10. The apparatus as in claim 9, wherein the initializing device is configured to provide the signal when a supply voltage of the apparatus exceeds a predetermined voltage.

11. A method for interfacing a plurality of controllers to a single, shared memory, the method comprising:

storing a set of instruction code used by the plurality of controllers;

downloading the set of instruction code to a first controller over a common communications bus; and

downloading the set of instruction code to a second controller over the common communications bus when the downloading of the set of instruction code to the first controller is completed.

12. The method as in claim 11, further comprising preventing access the communications bus by the second controller when the first is downloading the set of instruction code.

13. The method as in claim 12, wherein the preventing access step further comprises providing a signal by the first controller to the second controller, the signal holding the second controller in a reset state.

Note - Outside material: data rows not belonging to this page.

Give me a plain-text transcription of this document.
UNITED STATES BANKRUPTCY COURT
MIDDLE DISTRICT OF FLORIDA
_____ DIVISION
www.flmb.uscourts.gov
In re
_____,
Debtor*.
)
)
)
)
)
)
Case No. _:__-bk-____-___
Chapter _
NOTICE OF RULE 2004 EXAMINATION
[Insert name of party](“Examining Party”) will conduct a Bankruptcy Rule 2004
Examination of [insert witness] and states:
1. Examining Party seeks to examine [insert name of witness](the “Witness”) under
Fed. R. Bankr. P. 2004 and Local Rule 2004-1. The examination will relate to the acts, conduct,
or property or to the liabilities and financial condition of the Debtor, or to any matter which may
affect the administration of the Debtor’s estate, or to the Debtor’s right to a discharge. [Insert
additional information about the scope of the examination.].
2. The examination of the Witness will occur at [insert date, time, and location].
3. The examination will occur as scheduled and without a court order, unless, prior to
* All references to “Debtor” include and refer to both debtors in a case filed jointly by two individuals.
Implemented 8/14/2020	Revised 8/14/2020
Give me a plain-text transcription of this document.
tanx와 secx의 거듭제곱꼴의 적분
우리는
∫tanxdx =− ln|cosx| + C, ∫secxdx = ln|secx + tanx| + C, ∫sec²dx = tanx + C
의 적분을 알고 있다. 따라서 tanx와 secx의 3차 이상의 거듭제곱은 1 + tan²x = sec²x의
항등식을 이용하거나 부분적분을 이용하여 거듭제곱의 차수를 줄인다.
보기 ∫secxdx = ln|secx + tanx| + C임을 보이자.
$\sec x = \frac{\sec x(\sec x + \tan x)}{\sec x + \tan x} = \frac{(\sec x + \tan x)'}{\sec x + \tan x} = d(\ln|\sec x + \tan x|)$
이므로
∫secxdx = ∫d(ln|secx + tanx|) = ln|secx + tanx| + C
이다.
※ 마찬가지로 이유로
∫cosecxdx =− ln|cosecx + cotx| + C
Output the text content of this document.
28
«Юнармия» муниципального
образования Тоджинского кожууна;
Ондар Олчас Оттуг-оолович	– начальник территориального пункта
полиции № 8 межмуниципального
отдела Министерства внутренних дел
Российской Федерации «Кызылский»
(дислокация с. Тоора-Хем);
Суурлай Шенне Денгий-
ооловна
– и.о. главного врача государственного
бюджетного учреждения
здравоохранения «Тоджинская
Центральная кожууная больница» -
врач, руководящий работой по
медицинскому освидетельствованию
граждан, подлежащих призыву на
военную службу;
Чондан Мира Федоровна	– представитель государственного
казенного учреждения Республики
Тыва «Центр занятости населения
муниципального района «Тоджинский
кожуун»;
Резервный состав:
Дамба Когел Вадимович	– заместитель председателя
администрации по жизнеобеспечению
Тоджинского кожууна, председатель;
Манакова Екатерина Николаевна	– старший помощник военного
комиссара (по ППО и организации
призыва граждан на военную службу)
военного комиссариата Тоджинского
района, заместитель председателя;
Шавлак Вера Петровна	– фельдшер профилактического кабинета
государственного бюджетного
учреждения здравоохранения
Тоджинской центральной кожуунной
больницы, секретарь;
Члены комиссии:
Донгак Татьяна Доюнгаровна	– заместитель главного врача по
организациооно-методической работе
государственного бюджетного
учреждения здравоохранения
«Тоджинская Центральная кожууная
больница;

14. The method as in claim 11, further comprising disconnecting the first controller from the communications bus when the downloading of the set of instruction code to the first controller is completed.

15. The method as in claim 11, further comprising disconnecting the first controller from the communications bus by a switching device when the downloading of the set of instruction code to the first controller is completed.

16. The method as in claim 15, wherein the switching device is a Field Effect Transistor (FET) bus switch or a tri-statable buffer.

17. The method as in claim 11, further comprising providing a signal from the second controller to the first controller when the downloading of the set of instruction code to the second controller (204) is completed, the signal connecting the first controller to the communications bus.

18. The method as in claim 11, further comprising providing an initializing signal to reset the first controller to initiate the sequential downloading of the set of instruction code to the first and second controllers.

19. The method as in claim 18, wherein the initializing signal is provided when a supply voltage exceeds a predetermined voltage.

20. An apparatus comprising:

means for storing a set of instruction code used by a plurality of controllers;

means for downloading the set of instruction code to a first controller over a common communications bus; and

means for downloading the set of instruction code to a second controller over the common communications bus when the downloading of the set of instruction code to the first controller is completed.